Brigade XO wrote:So in the Honorverse we have all sorts of place that have probably been visited but essentialy unknown or forgotten even if there are humans still living there.
We have the now SEM with it's Junction, massive navy with strong tradition and expereince in commerce protection and even more massive merchant marine fleet. And yet while "Manticore" or even the RMN knows about a lot of places and things, it doesn't have or can't seem to access information. Oh it probably has recoreded where pirate bases have been and all sorts of places it's ships have been. It also maintains records and relationships for place it needs to deal with or are interesting for military/polictial/trading reasons, but there is a lot it doesn't know. Like when they were sending out warships for Lacoon II and while the commander we see taking a chain of wormhole bridges knows where they are and something about the closest inhabited systems (from the appendexes of his order) he doesn't have the local detail such as would be provided by local Astro Control. Probably any given MMM star freighter captain or 1st officer (or navigator) will have all sort of information in their memories and probably written down for their own use, much of that is not uploaded to any centralized database.
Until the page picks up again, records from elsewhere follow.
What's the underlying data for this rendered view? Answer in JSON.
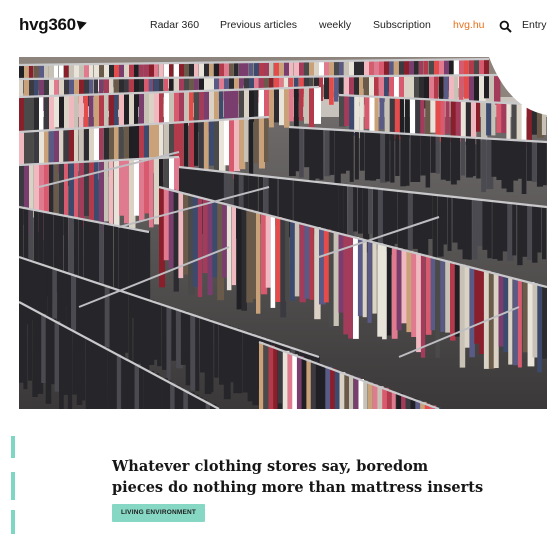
{
  "header": {
    "logo": "hvg360",
    "nav": [
      {
        "label": "Radar 360"
      },
      {
        "label": "Previous articles"
      },
      {
        "label": "weekly"
      },
      {
        "label": "Subscription"
      },
      {
        "label": "hvg.hu"
      }
    ],
    "entry_label": "Entry",
    "accent_color": "#e8711c"
  },
  "hero": {
    "image": "clothing-store-racks-photo"
  },
  "article": {
    "headline_line1": "Whatever clothing stores say, boredom",
    "headline_line2": "pieces do nothing more than mattress inserts",
    "tag": "LIVING ENVIRONMENT",
    "tag_color": "#86d7c4"
  }
}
I am in full agreement with your basic point. However, under King Roger, the intelligence service began harvesting all knowledge encountered by the merchant marine. Certainly this was strongly directed at technology, but there was no reason that it could not include astrographic knowledge to build up an atlas of known space. Obviously if merchant ships did not visit, then no knowledge could be returned.
We have discussed at various times the difficulty of finding Darius or Bolthole. I do not think there is a systematic way to uncover them. Even lost colonies are basically impossible to locate, if the organizers had the survey data scrubbed the way that Manticore did. The colony for Calvin's Hope was only located because Haven had a new wormhole and so put more effort into checking what was at the other end.